Витька посмотрел на меня: Сашке он не доверял.
– Так и скажем, – сказал я. – А если спросят, в какое училище? Скажем: в училище имени Склянского. По-моему, они не станут допытываться, что это за училище.
– Сурик крепко держит. Прошпаклюем борта, и можно красить, – сказал Витька.
– И прошпаклюем и покрасим. А вот кто на ней будет ходить? – спросил Сашка. Он хлопнул ладонью, и двойной борт отозвался гулким звоном хорошо выдержанного елового дерева.
– Приготовиться, – сказал я.
По песку, между поваленных набок баркасов, шли Катя и Женя.
– Почему не подождали? – спросила Женя.
– Яхту надо привести в порядок. Она может каждый день понадобиться, – сказал Витька.
– Узнали, куда едете?
Прокурорский тон Жени начинал меня злить.
– Все в порядке, – ответил Витька. – Все трое едем в Ленинград.
– Я так и знала, – сказала Женя. – Надо всегда твердо стоять на своем.
Витька посмотрел на Женю и глупо ухмыльнулся. Я мог поручиться, что наша тайна дольше одного дня не продержится.
– Как здорово! – сказала Катя. – Мы снова будем вместе. Это надо отметить.
– Завтра отметим, – сказал Сашка. – Завтра мы едем в «Поплавок» и спокойненько все отметим.
– Где Инка? – спросил я.
– Она с мамой уехала в Симферополь. Ее отца срочно куда-то вызвали, и они поехали его провожать. Я и Женя были на вокзале, – сказала Катя. – Инка велела передать, чтобы ты не скучал.
Я не только не собирался скучать, у меня просто на душе легче стало. Первый раз я ничего не имел против того, что не увижу вечером Инку. Я сказал, что никуда вечером не пойду. Поработаю еще часа два, а потом пойду домой. Я действительно никуда не пошел и рано лег спать. Если крепко проспать всю ночь, то к утру любая неприятность теряет остроту. Впервые в жизни я почувствовал тяжесть долга, и, чтобы его выполнить, мне приходилось пересиливать себя.

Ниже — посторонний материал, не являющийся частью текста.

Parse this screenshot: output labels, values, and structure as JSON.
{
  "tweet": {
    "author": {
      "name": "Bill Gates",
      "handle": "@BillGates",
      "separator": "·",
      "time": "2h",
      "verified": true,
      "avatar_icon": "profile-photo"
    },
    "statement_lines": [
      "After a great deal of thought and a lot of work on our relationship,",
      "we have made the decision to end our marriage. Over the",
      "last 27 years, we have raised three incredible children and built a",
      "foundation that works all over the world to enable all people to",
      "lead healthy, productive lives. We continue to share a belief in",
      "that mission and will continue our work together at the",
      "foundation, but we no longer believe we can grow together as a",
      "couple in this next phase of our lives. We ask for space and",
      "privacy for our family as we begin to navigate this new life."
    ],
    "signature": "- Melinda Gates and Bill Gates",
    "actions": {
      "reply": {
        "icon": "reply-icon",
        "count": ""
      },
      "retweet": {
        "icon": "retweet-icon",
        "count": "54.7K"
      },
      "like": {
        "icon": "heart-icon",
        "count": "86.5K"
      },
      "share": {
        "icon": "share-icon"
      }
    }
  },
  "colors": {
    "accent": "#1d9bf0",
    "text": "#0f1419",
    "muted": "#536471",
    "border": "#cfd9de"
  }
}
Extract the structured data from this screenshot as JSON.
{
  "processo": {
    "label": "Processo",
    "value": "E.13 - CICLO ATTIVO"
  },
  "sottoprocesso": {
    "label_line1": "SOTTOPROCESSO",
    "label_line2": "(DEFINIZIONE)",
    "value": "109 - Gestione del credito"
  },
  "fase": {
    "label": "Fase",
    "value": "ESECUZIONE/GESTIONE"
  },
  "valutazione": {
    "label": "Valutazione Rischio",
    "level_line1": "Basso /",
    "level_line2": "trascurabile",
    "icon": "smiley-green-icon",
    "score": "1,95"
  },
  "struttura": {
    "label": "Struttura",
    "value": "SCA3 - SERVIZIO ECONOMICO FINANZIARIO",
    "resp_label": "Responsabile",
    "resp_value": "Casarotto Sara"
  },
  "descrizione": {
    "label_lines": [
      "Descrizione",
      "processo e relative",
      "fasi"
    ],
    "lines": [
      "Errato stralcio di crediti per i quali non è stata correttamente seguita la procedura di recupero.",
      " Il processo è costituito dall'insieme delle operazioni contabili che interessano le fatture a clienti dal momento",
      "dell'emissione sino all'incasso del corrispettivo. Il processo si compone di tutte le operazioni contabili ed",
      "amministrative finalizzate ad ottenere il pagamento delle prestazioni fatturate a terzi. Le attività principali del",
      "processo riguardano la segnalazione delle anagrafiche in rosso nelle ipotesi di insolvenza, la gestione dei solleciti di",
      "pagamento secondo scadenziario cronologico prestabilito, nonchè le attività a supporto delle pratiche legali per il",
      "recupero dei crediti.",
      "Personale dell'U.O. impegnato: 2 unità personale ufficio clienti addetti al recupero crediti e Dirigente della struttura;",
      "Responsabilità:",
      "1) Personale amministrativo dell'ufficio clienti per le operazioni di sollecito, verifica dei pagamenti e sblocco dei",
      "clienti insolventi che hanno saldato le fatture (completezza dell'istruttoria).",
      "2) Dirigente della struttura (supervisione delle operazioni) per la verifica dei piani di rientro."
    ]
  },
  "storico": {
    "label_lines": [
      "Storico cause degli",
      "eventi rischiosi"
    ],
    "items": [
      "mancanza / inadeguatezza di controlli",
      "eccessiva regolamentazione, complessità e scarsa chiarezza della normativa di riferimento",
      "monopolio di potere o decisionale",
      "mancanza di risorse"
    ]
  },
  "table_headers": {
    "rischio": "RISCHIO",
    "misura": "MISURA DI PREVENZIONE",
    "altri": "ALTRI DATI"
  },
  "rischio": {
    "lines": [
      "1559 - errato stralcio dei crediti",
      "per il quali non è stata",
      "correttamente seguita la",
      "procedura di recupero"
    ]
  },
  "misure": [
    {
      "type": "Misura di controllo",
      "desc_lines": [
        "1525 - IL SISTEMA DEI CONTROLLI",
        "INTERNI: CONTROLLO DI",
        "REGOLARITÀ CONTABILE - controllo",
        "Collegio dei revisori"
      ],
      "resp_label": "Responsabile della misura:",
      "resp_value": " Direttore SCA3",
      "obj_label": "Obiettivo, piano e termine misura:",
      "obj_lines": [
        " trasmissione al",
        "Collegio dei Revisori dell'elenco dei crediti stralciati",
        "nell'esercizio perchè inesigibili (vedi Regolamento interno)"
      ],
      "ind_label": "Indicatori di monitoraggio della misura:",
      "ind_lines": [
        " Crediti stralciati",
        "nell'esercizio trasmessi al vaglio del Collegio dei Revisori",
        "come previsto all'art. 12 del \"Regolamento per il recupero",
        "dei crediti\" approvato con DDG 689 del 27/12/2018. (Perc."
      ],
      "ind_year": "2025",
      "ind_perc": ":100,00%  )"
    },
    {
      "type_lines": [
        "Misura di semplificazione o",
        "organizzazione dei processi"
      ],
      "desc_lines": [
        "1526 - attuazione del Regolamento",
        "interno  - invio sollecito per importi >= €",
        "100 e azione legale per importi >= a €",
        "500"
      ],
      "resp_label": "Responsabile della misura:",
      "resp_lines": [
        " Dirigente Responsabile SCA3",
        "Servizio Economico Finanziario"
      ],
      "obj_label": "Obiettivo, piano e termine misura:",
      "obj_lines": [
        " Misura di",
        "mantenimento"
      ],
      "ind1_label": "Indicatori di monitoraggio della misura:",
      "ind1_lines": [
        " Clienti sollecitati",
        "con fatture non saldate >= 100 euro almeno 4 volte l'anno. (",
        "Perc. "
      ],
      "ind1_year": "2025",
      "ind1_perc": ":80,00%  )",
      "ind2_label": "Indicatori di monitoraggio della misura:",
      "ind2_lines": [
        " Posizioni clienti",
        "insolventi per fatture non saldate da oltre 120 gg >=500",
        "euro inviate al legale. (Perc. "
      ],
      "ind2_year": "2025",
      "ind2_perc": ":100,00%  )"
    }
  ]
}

Утром я проснулся с тревожным ощущением перемены в своей судьбе. Все устраивалось, но не так, как мне хотелось. Потом, в армии, мне часто приходилось приносить личные желания в жертву требованиям службы. Это постепенно вошло в привычку. Мне со временем стало нравиться подчинять свою жизнь присяге и долгу: каждый раз при этом я острее чувствовал свою нужность и значительность. Когда через много лет я был уволен из армии и спросил полковника, в чье распоряжение меня отправляют, полковник ответил: «В ваше собственное». Ничего страшнее этих слов я не слышал.
Ровно в одиннадцать ноль-ноль мы были на медкомиссии. Чтобы прийти ровно в назначенное время, мы минут пятнадцать стояли за углом военкомата. Вместе с нами комиссию проходили призывники, но мы обошли врачей первыми. Потом мы сидели в кабинете у военкома. Он просматривал медицинские заключения. Самым крупным изъяном, если это можно назвать изъяном, было несоответствие между нашим весом и ростом. Даже Витьке не хватало до нормы шесть килограммов.
– Были бы кости, мясо будет, – сказал военком.